Hill's remains were found off-trail in the park on Sunday, September 9, 2018, close to the Rich Mountain Road. At the time, a black bear had been seen feeding on the body.

While the cause of death remained undetermined until this week, park bosses decided within 48 hours to euthanize the animal in order to maintain public safety.

Hill's remains showed "evidence of wildlife scavenging" and the bear was spotted in the area displaying "aggressive behaviors," local media outlet WLOS reported at the time.

Park Superintendent Cassius Cash said last September: "This is one of the hardest decisions a wildlife manager has to make and is one that we did not take lightly.

"Over 2 million visitors come to the Cades Cove area annually and there are several residential areas very close to where we found Mr. Hill's body. We could not take the risk of allowing this bear to approach or show aggression towards other people."

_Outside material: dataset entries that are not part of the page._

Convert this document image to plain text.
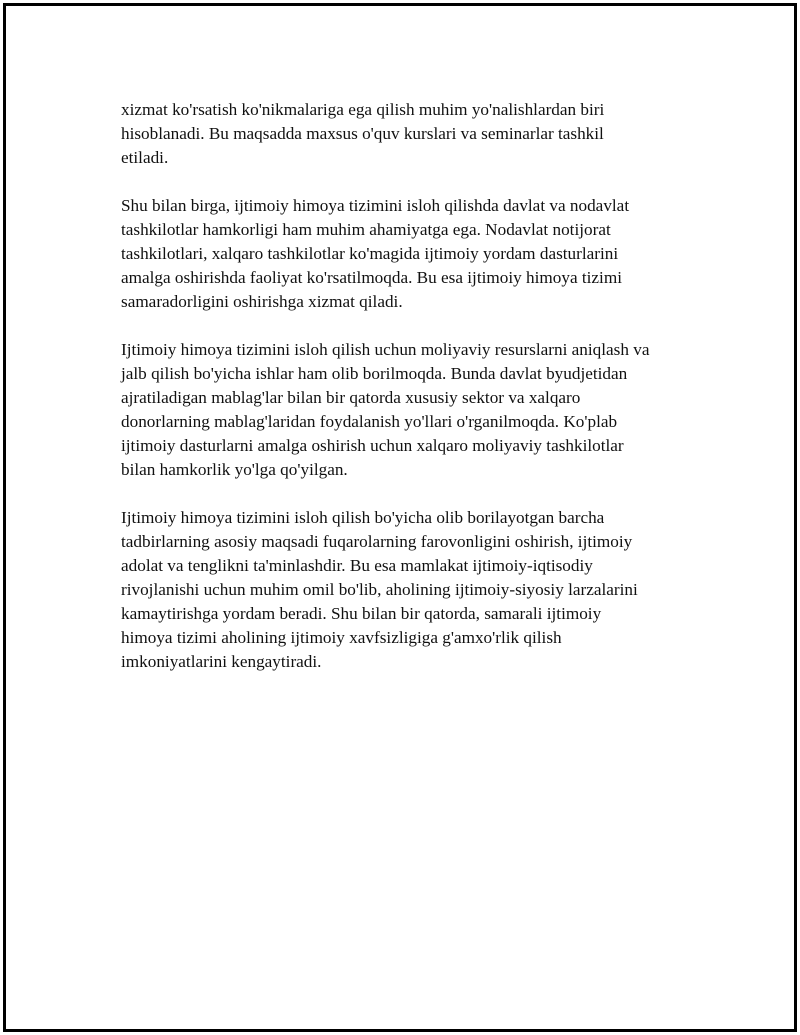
xizmat ko'rsatish ko'nikmalariga ega qilish muhim yo'nalishlardan biri
hisoblanadi. Bu maqsadda maxsus o'quv kurslari va seminarlar tashkil
etiladi.

Shu bilan birga, ijtimoiy himoya tizimini isloh qilishda davlat va nodavlat
tashkilotlar hamkorligi ham muhim ahamiyatga ega. Nodavlat notijorat
tashkilotlari, xalqaro tashkilotlar ko'magida ijtimoiy yordam dasturlarini
amalga oshirishda faoliyat ko'rsatilmoqda. Bu esa ijtimoiy himoya tizimi
samaradorligini oshirishga xizmat qiladi.

Ijtimoiy himoya tizimini isloh qilish uchun moliyaviy resurslarni aniqlash va
jalb qilish bo'yicha ishlar ham olib borilmoqda. Bunda davlat byudjetidan
ajratiladigan mablag'lar bilan bir qatorda xususiy sektor va xalqaro
donorlarning mablag'laridan foydalanish yo'llari o'rganilmoqda. Ko'plab
ijtimoiy dasturlarni amalga oshirish uchun xalqaro moliyaviy tashkilotlar
bilan hamkorlik yo'lga qo'yilgan.

Ijtimoiy himoya tizimini isloh qilish bo'yicha olib borilayotgan barcha
tadbirlarning asosiy maqsadi fuqarolarning farovonligini oshirish, ijtimoiy
adolat va tenglikni ta'minlashdir. Bu esa mamlakat ijtimoiy-iqtisodiy
rivojlanishi uchun muhim omil bo'lib, aholining ijtimoiy-siyosiy larzalarini
kamaytirishga yordam beradi. Shu bilan bir qatorda, samarali ijtimoiy
himoya tizimi aholining ijtimoiy xavfsizligiga g'amxo'rlik qilish
imkoniyatlarini kengaytiradi.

It was later determined that Hill had become separated from another man, Joshua David Morgan, aged 31. They had reportedly visited the national park to search for ginseng—a plant which has "long been used for medicine," according to the U.S. Fish and Wildlife Service.

The Knoxville News Sentinel, a local newspaper, reported yesterday that the black bear witnessed eating the remains was hunted down and fatally shot on September 16 last year.

Hill's autopsy, the newspaper added, concluded that the victim had a history of using drugs and his body was located close to drug paraphernalia. Morgan, his companion at the national park, later died at Blount Memorial Hospital on October 1 but the cause of death remained unclear, according to the the Knoxville News Sentinel. The pair were described as best friends.

The Great Smoky Mountains media release, sent out yesterday, said: "The park is home to an estimated 1,500 bears. Very few bears exhibit aggressive behavior toward humans.

"Wildlife biologists and park rangers work hard to prevent bears from becoming food-conditioned or habituated to high-use areas.

"Out of an abundance of caution for the park's 11 million park visitors, staff implement aversive-conditioning techniques and, on rare occasions, euthanize individual bears that pose a threat to visitor safety." The national park is situated on the Tennessee-North Carolina border.